Валерик снова вынырнул в сегодня и снова принялся смотреть на ровные ряды нумерованных спичечных коробков. Его всегда приводило в трепет то, что там, за картонными рыхлыми стенками, дремлет жизнь. Что она может дремать десять, двадцать, тридцать лет. Даже шестьдесят. Он, Валерик, может умереть, а миксомицеты оживут, и вырастут, и будут заниматься странной, сводящей с ума любовью, и замрут, превратившись в похожие на грибы спорофоры, остановятся в развитии, чтобы дать жить своим детям...

И Валерику вдруг до боли захотелось ощутить жизнь. Не просто знать, что она есть, а видеть ее, ощущать, замечать движение и изменения. Он отложил в сторону помеченную тринадцатым номером арцирию, достал с полки коробок с ликогалой, вынул из ящика стола чашку Петри и тонкий скальпель, открыл новую упаковку фильтровальной бумаги и выложил ею дно чашки. Накапал из пипетки немного воды, чтобы бумага стала набухшей и рыхлой. Взял коробок с металлически-коричневыми шариками ликогал.

Оболочка одного шарика лопнула, и споры высыпались на дно. Но Валерик не стал их собирать, взял другую ликогалу. Пинцет проткнул упругий перидий. Показался густой, похожий на отсыревшую штукатурку порошок. Он был густо-сиреневый, с едва угадываемым розовым оттенком и пах неуловимо-терпко. Валерик наклонил шарик Ликогалы и высыпал немного спор на пропитанную водой бумагу. Плоть разрушалась, давая выйти новой жизни.

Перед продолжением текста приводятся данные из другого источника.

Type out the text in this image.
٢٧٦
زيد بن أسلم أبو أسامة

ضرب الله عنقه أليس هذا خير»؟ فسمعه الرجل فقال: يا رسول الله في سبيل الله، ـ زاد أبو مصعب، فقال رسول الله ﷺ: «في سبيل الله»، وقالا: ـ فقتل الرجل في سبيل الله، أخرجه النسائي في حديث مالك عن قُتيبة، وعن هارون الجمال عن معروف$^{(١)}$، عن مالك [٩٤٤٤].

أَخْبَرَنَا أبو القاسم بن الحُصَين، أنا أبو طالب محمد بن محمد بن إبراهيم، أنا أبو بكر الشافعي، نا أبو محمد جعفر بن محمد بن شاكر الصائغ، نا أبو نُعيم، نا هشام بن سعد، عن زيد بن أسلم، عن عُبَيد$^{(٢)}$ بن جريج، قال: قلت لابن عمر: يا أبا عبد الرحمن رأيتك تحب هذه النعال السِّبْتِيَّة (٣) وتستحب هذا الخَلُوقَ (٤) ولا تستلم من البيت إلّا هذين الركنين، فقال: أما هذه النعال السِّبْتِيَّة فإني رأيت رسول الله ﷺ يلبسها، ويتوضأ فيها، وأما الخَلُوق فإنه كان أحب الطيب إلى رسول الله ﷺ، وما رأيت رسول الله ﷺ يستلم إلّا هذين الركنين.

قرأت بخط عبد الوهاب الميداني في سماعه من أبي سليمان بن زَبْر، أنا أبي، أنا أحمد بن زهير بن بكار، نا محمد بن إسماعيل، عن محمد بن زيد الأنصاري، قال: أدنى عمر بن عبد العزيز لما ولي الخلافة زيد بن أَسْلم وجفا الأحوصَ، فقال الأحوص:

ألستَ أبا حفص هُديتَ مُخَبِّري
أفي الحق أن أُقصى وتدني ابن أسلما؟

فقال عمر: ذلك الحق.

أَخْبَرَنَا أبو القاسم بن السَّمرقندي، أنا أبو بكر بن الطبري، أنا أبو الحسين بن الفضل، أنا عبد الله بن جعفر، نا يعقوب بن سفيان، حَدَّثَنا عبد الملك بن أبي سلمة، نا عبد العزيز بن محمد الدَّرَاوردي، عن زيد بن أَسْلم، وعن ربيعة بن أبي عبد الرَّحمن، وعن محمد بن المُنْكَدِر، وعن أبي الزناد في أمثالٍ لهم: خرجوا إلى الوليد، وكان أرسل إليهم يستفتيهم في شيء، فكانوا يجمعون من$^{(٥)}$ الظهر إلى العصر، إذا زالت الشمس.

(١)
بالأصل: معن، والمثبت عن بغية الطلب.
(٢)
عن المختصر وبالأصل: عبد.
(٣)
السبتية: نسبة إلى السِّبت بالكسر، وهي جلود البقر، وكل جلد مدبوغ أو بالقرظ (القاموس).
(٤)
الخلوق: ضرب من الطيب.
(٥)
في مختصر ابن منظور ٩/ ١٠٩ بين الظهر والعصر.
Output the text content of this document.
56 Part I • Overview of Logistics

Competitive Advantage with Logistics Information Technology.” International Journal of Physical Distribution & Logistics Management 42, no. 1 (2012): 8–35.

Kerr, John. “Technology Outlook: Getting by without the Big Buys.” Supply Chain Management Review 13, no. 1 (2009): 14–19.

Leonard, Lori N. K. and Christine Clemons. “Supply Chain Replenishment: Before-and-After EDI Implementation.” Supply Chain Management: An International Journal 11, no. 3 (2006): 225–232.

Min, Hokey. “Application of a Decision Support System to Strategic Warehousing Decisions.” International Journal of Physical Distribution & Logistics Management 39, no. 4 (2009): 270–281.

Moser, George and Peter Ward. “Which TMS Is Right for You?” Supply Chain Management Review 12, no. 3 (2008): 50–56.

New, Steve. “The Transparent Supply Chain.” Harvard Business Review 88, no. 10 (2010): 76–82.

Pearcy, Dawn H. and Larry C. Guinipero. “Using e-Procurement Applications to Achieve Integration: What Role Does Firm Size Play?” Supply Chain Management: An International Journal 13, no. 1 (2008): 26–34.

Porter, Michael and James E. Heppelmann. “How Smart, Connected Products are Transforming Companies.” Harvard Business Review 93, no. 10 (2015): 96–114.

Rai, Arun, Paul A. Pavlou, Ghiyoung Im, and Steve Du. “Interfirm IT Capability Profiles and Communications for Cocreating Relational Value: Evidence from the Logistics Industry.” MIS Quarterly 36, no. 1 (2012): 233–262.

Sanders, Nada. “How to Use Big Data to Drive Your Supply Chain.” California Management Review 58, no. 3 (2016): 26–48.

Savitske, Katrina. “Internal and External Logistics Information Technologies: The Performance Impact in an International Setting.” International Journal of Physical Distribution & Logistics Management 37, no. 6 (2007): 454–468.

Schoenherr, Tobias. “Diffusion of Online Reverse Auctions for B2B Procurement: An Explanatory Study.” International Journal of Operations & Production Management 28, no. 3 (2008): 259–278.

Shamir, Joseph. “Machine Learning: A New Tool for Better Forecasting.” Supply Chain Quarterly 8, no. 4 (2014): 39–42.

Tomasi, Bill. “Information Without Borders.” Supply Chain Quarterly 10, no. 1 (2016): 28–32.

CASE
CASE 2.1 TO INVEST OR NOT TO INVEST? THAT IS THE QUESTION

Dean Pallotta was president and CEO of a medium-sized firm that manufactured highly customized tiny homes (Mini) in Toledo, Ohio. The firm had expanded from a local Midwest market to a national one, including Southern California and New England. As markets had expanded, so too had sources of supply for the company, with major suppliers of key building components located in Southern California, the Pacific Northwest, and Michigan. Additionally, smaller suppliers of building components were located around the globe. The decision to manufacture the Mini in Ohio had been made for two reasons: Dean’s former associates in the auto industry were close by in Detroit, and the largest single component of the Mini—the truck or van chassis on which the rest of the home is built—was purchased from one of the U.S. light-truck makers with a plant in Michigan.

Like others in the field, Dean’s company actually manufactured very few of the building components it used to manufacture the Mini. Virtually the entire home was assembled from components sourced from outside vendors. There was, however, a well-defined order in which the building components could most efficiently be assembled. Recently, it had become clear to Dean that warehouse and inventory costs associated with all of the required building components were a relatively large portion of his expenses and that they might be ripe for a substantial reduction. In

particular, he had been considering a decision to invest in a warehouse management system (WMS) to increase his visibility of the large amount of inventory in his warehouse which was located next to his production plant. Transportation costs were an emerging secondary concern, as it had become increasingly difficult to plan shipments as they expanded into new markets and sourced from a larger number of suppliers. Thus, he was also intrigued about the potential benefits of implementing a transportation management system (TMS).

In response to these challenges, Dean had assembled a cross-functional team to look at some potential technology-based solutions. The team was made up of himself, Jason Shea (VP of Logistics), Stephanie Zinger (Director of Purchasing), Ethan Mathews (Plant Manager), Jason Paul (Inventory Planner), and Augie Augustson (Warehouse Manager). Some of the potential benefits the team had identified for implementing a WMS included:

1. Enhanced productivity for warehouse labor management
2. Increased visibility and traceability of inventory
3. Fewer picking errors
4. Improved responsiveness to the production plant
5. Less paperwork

Лера шла, и при движении её металлически-коричневая куртка распахивалась. Тогда Валерик мог видеть сиреневую, с розоватым оттенком, футболку. Из-за её девчачьего, мягкого цвета Лера казалась беззащитной и неразвившейся.

Пакет с конфетами она прижимала к груди, словно боялась не донести.

Лев встал. Он надвигался на Леру жестко, как скальпель, готовый взрезать перидий, и заступил ей дорогу. Она молча остановилась и подняла на брата глаза.